Even if Alipay and WeChat Pay are industry competitors, from a Western perspective, they represent a united force. Combined, the two e-Wallets processed 20.5 trillion USD in 2016. For reference, PayPal only processed 354 billion USD in 2016. China’s dominance in the e-Wallet space will soon have global implications, with e-Wallets predicted to become the leading payment method globally by 2023.
Integrating China’s Unbanked
The second half of China’s fintech strategy is to integrate its remaining 225 million unbanked.
In terms of lending, unicorn WeBank specializes in “inclusive finance.” Founded in 2014 by Ant’s rival, Tencent, WeBank provides loans to low-income individuals with little-to-no borrowing records. In fact, 8.2 million of its users had no prior credit. By the numbers, WeBank’s average loan is 8,000 RMB (1,215 USD), the average borrowing period is 52 days, and its self-reported delinquency rate is 0.64%. (U.S.-based Lending Tree’s delinquency rate is 3.3%.) WeBank prides itself on its industry-low borrowing fees: over 70% of borrowers pay less than 100 RMB (15 USD) in interest. As for payments, e-Wallets’ ability to send and receive money via mobile phone makes them perfect for rural unbanked people, who could be miles from the nearest payments terminal.
China is already the largest economy in the world. Integrating the country’s 225 million unbanked — 16% of the total population — would boost its GDP by trillions. This prospect holds not only financial merit, but political significance as well. The World Bank estimates that there are an additional 1.5 billion unbanked beyond China’s borders. Chinese fintech is uniquely positioned to service this demographic. After all, the challenge of delivering financial services to an unbanked farmer in Gansu isn’t all that different from reaching one in Niger or Yemen. As one Tech in Asia reporter notes, “the entire financial system could be due for an overhaul, and China is right at the forefront.”
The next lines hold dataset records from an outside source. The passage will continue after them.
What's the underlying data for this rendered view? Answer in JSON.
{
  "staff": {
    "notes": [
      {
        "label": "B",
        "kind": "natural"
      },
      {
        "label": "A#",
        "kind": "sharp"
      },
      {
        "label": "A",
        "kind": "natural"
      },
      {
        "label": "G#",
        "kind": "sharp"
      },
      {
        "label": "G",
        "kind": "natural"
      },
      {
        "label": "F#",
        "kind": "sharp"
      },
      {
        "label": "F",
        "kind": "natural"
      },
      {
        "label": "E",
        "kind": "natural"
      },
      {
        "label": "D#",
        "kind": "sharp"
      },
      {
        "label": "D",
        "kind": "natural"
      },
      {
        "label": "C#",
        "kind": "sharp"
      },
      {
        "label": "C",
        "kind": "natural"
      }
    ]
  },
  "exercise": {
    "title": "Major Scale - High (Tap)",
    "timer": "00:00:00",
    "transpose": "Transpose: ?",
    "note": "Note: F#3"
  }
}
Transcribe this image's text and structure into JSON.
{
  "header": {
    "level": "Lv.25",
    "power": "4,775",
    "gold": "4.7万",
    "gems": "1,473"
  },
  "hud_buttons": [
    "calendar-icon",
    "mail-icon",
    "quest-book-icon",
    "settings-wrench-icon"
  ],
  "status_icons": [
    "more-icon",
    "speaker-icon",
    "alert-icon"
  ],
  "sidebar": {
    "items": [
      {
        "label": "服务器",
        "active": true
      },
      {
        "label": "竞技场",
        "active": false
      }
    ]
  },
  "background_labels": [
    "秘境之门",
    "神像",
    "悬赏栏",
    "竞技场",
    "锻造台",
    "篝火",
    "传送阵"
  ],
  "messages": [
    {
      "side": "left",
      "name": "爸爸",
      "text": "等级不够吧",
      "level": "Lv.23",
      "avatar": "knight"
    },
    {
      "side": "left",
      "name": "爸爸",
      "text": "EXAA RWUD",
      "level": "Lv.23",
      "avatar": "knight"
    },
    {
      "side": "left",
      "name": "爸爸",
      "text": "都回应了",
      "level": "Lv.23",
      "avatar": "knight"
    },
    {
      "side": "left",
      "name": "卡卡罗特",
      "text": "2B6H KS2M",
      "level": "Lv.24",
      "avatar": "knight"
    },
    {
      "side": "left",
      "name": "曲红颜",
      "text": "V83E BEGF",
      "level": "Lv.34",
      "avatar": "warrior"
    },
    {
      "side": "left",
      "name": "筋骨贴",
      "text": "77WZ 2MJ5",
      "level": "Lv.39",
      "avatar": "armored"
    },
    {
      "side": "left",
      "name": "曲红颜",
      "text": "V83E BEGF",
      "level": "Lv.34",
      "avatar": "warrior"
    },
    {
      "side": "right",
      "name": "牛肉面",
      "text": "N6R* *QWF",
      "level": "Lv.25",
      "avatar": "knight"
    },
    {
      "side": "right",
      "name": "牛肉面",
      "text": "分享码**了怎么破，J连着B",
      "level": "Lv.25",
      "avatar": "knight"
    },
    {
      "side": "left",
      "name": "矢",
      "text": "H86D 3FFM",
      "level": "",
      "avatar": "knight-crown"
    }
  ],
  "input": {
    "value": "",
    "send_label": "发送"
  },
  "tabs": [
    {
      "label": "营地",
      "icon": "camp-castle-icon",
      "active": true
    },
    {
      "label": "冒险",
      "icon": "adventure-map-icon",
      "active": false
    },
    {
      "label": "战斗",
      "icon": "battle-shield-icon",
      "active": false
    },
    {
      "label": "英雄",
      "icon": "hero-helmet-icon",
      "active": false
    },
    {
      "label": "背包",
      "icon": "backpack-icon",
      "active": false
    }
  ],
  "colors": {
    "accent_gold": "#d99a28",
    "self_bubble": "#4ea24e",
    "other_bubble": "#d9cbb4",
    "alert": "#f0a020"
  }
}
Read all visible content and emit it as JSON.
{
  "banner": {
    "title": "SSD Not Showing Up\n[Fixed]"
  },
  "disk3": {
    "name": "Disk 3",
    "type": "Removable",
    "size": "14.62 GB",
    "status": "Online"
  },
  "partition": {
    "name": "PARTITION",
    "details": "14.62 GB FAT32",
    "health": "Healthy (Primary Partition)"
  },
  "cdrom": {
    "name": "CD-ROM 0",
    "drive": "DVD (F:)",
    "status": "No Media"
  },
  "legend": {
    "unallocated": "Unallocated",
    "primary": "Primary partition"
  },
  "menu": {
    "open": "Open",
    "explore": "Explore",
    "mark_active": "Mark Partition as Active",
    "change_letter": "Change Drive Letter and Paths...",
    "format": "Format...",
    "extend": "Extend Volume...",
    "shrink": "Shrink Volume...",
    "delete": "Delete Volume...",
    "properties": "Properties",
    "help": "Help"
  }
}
Where exactly China’s fintech revolution will lead is not yet wholly clear. What is clear, in the words of Dr. Julian Gruin, is that “the image of China’s financial system as deeply repressed and dominated by a few large state-owned commercial banks is rapidly becoming outdated.” In its place, a new, decentralized fintech ecosystem is emerging — one better poised to unlock the economic potential of China’s banked, unbanked, and foreigners alike.